11. Drink non-caffeinated tea
Drinking a warm cup of non-caffeinated tea before nighttime will help you unwind and relax.
12. Brush your teeth
Brushing your teeth before bed will protect your teeth from any dental issues as well as it’ll help you develop a routine.
13. Use the bathroom
This is no surprise since every mother makes sure their kid uses the bathroom before bedtime. It is a good habit that will stay with you for years.
14. Get comfortable
Put on comfy pajamas that will keep you comfortable all through the night. Also, when you sleep maintain an ideal temperature as per your convenience in the room.

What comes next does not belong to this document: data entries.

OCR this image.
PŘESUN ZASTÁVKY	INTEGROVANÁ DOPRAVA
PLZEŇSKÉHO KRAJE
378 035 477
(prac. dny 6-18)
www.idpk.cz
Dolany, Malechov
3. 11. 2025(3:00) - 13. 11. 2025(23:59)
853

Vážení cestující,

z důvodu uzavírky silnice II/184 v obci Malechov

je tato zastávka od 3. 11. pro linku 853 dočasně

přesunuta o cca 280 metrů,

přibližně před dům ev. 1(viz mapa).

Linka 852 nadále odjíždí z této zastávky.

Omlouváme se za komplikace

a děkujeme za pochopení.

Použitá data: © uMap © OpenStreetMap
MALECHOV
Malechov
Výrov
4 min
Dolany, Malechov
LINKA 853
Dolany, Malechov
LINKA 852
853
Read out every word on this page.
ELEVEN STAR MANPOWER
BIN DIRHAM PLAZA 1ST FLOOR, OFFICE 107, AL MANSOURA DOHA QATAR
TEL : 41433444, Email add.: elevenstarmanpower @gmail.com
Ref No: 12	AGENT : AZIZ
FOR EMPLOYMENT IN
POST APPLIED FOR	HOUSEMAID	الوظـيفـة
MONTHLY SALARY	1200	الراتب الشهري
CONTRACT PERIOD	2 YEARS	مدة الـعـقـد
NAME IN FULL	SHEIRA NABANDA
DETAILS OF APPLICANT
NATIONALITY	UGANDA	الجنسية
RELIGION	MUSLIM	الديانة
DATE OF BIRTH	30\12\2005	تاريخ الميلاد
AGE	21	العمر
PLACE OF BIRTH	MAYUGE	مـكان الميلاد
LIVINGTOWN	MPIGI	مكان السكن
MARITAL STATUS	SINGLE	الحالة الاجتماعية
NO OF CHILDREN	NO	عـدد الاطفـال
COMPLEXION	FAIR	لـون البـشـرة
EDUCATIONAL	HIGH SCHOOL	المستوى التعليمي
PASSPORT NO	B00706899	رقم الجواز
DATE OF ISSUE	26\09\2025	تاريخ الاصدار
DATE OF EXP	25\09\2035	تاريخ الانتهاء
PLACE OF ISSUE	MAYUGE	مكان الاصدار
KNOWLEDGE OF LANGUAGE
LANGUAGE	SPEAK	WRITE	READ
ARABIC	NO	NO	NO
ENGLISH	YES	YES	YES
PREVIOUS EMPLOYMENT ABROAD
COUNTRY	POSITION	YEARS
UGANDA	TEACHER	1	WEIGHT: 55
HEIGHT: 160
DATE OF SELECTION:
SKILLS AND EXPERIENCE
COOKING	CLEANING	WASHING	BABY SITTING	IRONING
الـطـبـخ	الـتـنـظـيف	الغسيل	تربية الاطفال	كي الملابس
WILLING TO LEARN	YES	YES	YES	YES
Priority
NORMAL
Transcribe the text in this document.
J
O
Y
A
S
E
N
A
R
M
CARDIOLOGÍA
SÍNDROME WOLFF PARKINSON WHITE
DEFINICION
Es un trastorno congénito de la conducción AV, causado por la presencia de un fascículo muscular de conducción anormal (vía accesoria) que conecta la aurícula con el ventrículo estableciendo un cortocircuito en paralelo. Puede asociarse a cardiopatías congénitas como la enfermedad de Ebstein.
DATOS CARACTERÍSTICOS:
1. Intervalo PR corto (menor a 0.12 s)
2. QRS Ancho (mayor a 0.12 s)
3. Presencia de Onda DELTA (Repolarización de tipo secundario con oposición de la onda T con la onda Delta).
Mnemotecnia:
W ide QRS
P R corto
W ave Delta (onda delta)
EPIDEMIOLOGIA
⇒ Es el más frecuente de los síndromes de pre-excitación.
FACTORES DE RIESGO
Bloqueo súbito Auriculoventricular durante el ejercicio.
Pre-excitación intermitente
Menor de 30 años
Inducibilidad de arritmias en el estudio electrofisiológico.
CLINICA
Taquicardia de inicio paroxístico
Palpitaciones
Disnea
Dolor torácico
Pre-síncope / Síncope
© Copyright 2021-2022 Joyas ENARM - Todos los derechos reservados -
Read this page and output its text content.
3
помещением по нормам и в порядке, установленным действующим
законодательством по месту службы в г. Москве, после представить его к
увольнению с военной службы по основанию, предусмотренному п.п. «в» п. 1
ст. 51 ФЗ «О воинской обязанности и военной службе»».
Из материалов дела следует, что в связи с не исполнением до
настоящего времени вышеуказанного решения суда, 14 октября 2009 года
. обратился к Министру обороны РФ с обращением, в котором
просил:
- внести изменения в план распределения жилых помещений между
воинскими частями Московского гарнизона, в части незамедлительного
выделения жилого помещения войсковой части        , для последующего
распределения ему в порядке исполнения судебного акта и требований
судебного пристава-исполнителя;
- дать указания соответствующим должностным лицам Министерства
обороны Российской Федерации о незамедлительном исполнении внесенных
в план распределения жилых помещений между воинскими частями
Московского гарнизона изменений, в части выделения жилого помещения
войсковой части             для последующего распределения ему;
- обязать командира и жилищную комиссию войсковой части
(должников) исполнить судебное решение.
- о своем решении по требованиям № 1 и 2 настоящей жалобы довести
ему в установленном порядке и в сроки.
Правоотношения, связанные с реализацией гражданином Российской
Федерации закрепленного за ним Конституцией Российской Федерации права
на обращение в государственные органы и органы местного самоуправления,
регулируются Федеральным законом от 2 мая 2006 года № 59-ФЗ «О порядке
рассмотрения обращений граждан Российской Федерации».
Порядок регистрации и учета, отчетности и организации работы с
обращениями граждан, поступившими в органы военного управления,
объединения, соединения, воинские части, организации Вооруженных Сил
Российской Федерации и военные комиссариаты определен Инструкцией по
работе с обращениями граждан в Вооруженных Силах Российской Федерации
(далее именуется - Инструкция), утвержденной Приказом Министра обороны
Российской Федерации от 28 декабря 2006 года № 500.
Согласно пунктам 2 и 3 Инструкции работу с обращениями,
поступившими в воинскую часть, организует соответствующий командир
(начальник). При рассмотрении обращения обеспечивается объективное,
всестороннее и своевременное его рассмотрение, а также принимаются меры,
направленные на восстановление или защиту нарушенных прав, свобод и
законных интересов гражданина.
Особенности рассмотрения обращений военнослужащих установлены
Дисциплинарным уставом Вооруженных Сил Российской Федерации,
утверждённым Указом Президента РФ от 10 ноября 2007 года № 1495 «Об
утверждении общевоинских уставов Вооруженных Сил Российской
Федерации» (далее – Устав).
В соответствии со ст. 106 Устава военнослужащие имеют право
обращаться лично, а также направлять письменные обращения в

15. Practice journal writing
Before going to bed, take a moment to reflect on your day. By getting random thoughts and ideas out of your head and writing those down on paper will help you free up your mental space. Also, maintaining a Daily Reflection Journal is great for record-keeping.
16. Use essential oils
To pamper yourself after a hectic day, you can enhance your good night routine by using essential oils for relaxation and better sleep. The use of sleep balms and linen sprays will certainly help you relax and improve your overall quality of sleep.
17. Read fiction
There’s no better way to disconnect yourself from your stress than to read books that help you escape to another world. It’s best to avoid reading analytical and training books before bedtime.
18. Listen to sleep meditations
If you struggle to put off your thoughts at night then you can try listening to sleep meditations. It will help you relax both your mind and body.
19. Practice a mindful breathing exercise
Learning mindful breathing is easy and takes only a few minutes. It will help you calm and reduce stress.
20. Say bedtime prayer
Showing gratitude is the simplest way to end your day and feel better.
21. Turn off the lights
It’s a fact that humans sleep better in dark surroundings. So make sure you take advantage of it.
Now that you know the tips to sleep better, incorporate them into your night routine list. You're more likely to achieve a well-rested sleep by taking time to create pre-bedtime rituals for a good night routine for your own physical well-being.